HIV não é mais uma sentença de morte, mas estamos perdendo a guerra de prevenção

É agora possível estado – provisoriamente, e com as condições – de que o HIV não é mais uma sentença de morte. Nestas áreas e populações com acesso à arte e PTV e infra-estrutura relacionada, a expectativa de vida de uma pessoa com HIV agora exceder a esperança de vida de uma pessoa com diabetes.

Considerando o contexto do período de tempo em que isso ocorreu – 25 anos – este é de fato motivo de celebração tranquila. No entanto, esta é uma única vitória batalha em uma guerra muito maior contra o flagelo do nosso tempo, e outras batalhas não são de forma ganhou. Na verdade, pode-se argumentar que podemos estar ganhando a guerra no tratamento, e perdendo a maior guerra de prevenção.

Medindo os nossos esforços

Teoricamente, podemos medir nossos esforços combinados – prevenção e tratamento de acesso – analisando as taxas nacionais e regionais de prevalência de HIV. Essencialmente, a prevalência por um período específico é a prevalência do ano anterior totais, além de novas infecções e mortes menos SIDA.

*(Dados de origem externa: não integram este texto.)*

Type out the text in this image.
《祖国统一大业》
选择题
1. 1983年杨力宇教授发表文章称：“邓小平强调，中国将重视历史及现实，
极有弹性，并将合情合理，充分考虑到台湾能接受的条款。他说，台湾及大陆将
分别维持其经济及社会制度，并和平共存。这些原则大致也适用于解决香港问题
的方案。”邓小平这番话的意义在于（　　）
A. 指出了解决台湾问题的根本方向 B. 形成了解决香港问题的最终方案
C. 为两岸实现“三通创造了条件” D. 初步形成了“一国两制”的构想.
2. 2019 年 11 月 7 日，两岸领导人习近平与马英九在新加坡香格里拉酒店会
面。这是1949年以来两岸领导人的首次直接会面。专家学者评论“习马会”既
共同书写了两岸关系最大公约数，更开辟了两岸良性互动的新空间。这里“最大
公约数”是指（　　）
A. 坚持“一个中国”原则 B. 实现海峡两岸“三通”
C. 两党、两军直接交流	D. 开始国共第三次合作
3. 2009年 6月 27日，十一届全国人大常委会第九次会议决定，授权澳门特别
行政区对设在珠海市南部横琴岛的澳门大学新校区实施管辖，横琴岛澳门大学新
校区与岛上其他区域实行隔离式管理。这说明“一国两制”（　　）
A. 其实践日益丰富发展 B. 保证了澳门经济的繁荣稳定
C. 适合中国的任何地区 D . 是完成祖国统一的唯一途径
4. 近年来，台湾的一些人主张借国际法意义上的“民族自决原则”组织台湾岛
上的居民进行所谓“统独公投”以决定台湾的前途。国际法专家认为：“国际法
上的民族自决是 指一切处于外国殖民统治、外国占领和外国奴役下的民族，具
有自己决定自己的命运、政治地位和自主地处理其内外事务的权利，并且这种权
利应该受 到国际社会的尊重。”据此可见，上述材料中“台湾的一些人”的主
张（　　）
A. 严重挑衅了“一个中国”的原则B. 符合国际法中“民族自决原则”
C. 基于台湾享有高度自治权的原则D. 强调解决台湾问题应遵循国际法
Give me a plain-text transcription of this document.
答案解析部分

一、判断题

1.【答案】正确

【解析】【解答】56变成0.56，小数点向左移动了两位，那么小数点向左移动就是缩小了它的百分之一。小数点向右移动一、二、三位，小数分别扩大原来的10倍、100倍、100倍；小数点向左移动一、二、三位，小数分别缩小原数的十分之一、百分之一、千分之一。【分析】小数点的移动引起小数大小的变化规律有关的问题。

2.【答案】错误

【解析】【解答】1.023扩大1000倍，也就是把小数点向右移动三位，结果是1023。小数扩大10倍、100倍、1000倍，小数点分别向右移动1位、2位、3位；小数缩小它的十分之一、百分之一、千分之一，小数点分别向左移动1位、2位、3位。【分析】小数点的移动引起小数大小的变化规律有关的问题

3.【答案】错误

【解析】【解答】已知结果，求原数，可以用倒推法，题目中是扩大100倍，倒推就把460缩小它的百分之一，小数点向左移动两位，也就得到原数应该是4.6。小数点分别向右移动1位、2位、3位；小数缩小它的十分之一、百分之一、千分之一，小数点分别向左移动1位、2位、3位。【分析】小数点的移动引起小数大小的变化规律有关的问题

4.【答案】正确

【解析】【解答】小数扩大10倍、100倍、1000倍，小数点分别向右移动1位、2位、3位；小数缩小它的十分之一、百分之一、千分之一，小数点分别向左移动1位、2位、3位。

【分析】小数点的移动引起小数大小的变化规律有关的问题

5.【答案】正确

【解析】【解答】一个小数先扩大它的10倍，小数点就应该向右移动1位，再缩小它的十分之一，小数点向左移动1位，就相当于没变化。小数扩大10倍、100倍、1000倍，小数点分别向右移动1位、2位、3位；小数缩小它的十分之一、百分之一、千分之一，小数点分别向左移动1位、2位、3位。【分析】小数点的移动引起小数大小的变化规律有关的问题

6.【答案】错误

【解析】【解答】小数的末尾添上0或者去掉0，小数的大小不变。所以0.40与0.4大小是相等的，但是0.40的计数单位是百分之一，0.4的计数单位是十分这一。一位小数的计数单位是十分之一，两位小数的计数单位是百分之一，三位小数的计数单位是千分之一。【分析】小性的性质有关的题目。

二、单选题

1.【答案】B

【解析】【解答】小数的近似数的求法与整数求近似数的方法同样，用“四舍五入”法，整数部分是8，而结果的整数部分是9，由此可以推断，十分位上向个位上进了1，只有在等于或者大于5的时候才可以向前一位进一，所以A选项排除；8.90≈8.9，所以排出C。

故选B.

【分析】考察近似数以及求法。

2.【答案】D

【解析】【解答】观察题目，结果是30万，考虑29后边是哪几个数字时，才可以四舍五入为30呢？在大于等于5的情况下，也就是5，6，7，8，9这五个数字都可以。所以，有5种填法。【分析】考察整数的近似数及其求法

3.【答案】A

Quando as taxas de prevalência de HIV estabilizar – isto é, não aumentar ou diminuir significativamente – isto significa simplesmente que as novas infecções e mortes por SIDA são iguais. Se o total de aumentos da taxa de prevalência, isto significa uma de duas coisas:

Tanto novas infecções tem aumentado mais rapidamente do que mortes por Aids, ou mais pessoas que precisam de ART estão recebendo esse tratamento capaz de salvar vidas, em comparação com novas infecções. Por outro lado, uma queda na prevalência total significa uma de duas coisas: ou mais pessoas estão morrendo de AIDS do que as infectadas, ou há menos novas infecções em comparação com mortes por Aids.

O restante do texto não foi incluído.